Winner: Daily Telegraph Sporting Portrait Prize 2000

Lewis Miller Ronald Dale Barassi

oil on canvas

167 x 137.5 cm

This portrait by Lewis Miller of football icon Ron Barassi won the Daily Telegraph Sporting Portrait Prize, held in conjunction with the Archibald Prize 2000. The work is now in the collection of the National Portrait Gallery, Canberra.

Barassi is a legend of Australian Rules football, ‘one of the true champions, visionaries and gentlemen of our game’, as fellow AFL coach Mick Malthouse once described him. Barassi has been involved with 17 grand finals during his illustrious five-decade career as a player and coach. Many believe his efforts helped legitimise the game in Sydney.

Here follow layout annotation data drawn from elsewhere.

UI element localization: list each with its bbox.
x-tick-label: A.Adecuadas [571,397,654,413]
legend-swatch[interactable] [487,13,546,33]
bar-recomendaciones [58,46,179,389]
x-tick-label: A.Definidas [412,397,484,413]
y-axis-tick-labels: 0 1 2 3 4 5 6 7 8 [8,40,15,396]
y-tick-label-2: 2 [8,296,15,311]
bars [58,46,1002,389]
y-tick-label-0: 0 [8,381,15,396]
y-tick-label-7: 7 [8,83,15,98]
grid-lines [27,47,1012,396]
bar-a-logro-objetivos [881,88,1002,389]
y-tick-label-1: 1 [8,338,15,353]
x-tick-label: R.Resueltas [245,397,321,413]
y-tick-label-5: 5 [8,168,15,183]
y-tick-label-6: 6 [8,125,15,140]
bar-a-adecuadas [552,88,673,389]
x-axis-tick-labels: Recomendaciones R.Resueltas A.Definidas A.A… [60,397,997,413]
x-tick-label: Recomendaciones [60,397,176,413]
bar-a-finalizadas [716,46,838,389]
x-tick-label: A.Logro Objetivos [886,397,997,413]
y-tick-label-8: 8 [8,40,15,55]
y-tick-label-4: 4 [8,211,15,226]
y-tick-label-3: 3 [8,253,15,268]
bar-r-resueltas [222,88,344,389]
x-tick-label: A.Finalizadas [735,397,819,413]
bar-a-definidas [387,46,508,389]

Barassi is the father of Miller’s mate Richard. Miller himself barracked for Collingwood but says that he very nearly threw his allegiance in with Melbourne just because of Barassi. ‘Even people who don’t know anything about football know who he is,’ he says.

Born in Melbourne in 1959, Miller studied at the Victorian College of the Arts, later undertaking post-graduate studies there. He has been hung in eight Archibald Prize exhibitions – including in 2000 with a self-portrait – and won the prize in 1998 with a portrait of artist Allan Mitelman.